Con la recente sentenza n. 15559 del 6/11/2020 la Sezione specializzata in materia di impresa del Tribunale Civile di Roma si è pronunciata in materia di trasferimento di diritti cinematografici con minimo garantito, al fine di dirimere una controversia avente ad oggetto la titolarità e lo sfruttamento in esclusiva dei diritti di sfruttamento di alcune note opere filmiche, affermando il principio secondo il quale: “Il contratto di distribuzione di un’opera cinematografica con minimo garantito, quanto meno recherebbe i caratteri del mandato in rem propriam ed anzi comporta una vera e propria cessione del film (o, più precisamente, dei proventi del film), in favore del distributore per il recupero della sua esposizione economico-finanziaria, con conseguente trasferimento della titolarità dello sfruttamento in capo al distributore stesso sino al momento del recupero del minimo garantito versato al produttore: per tali ragioni, il distributore con minimo garantito dovrebbe pertanto considerarsi titolare contrattualmente dei diritti di sfruttamento, in quanto tale legittimato in via esclusiva a trasferirli a terzi”.
I contratti per la distribuzione e lo sfruttamento di un’opera cinematografica con previsione di un c.d. minimo garantito per il produttore, si differenziano sensibilmente, sotto il profilo causale, dallo schema classico del mandato, essendo connotati dall’ accordo in base al quale il produttore conferisce al distributore l’incarico di sfruttare il film verso il corrispettivo di una somma di denaro (il c.d. minimo garantito) con cui quest’ultimo anticipa al produttore i futuri eventuali proventi, che vengono così ceduti dal medesimo produttore per consentire al distributore il recupero di quanto versato.
Per quanto concerne la natura del contratto di cessione di diritti cinematografici con minimo garantito, ritiene il Tribunale che si debba far riferimento alla fattispecie del contratto misto, nel quale prevalgono gli elementi della vendita sottoposta alla condizione sospensiva del mancato recupero da parte della cessionaria del “minimo garantito” già corrisposto all’atto della stipulazione del contratto per lo svolgimento dell’attività di distribuzione delle opere cinematografiche in nome proprio e per conto della cedente.
Nel caso di specie l’attrice aveva acquisito la titolarità dei diritti sulle opere filmiche oggetto di causa in forza di un contratto sottoscritto con una società la quale, a sua volta, li aveva acquistati dalla società produttrice dei film, la quale era stata poi dichiarata fallita.

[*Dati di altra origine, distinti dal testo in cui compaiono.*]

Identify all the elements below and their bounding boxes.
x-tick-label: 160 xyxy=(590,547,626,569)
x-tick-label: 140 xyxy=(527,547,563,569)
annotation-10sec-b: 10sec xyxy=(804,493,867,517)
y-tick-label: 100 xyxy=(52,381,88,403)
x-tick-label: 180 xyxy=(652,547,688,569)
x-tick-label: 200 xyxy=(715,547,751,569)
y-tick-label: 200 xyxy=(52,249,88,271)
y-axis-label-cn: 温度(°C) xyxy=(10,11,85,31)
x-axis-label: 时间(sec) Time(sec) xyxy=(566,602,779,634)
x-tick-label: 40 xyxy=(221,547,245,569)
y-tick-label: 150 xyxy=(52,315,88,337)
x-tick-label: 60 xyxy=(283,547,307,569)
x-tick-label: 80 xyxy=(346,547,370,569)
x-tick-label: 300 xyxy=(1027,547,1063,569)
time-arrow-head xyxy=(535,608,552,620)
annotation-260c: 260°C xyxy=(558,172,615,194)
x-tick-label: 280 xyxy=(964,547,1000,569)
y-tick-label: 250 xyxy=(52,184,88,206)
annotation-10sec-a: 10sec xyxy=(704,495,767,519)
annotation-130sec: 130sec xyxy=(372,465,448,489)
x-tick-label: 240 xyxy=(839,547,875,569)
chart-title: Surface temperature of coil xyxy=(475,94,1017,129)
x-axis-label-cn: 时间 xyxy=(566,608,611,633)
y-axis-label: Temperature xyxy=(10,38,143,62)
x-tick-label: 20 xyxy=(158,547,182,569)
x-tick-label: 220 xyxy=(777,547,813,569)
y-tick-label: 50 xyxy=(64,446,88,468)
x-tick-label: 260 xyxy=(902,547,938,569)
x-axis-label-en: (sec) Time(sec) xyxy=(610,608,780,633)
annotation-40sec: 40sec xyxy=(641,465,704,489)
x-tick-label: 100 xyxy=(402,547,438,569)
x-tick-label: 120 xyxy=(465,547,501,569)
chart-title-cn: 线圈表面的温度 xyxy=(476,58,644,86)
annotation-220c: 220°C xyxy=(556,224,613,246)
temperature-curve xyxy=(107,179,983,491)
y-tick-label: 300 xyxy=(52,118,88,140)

Al fine di valutare gli effetti della sopravvenuta dichiarazione di fallimento del produttore
in relazione alla “catena” dei diritti oggetto di cessione, deve aversi riguardo al disposto dell’art. 72 legge fallimentare, nel testo all’epoca vigente, il quale disponeva che: “In caso di fallimento del venditore, se la cosa venduta è già passata in proprietà del compratore, il contratto non si scioglie. Se la cosa venduta non è passata in proprietà del compratore, il curatore ha la scelta fra l’esecuzione e lo scioglimento del contratto. In caso di scioglimento del contratto il compratore ha diritto di far valere il proprio credito nel passivo senza che gli sia dovuto risarcimento del danno”.
In applicazione della richiamata disciplina, il Tribunale di Roma ha ritenuto che l’accordo in esame sia divenuto inefficace a seguito del fallimento della società produttrice e della stipulazione, da parte della curatela fallimentare di un contratto di mandato di distribuzione con un’altra società.
La titolarità dei diritti sulle opere cinematografiche oggetto di causa non era infatti ancora pervenuta alla cessionaria alla data del fallimento, essendo il perfezionamento della vicenda traslativa sottoposto alla condizione sospensiva sopra esposta, il cui avveramento prima del fallimento non sarebbe stato neppure possibile in astratto, dato che era previsto un termine iniziale dal quale la cessionaria avrebbe potuto iniziare a disporre di essi in favore di terzi in nome e per conto della cedente.
In tale contesto, il Curatore del fallimento, secondo le disposizioni invocate, avrebbe potuto scegliere se subentrare nel contratto stipulato oppure sciogliersi dal vincolo contrattuale.
Nel caso di specie, il fatto che la Curatela fallimentare avesse conferito a terzi un nuovo mandato per la distribuzione in via esclusiva dei film porta a desumere la volontà della stessa di sciogliersi
dal precedente vincolo negoziale.
Per tali motivi il Tribunale ha rigettato la domanda proposta dalla società che a sua volta aveva acquistato i diritti di sfruttamento delle opere in virtù della “catena” di atti provenienti dalla società fallita, ritenendo quindi validi gli atti di cessione provenienti dal successivo atto dispositivo posto in essere dalla Curatela fallimentare.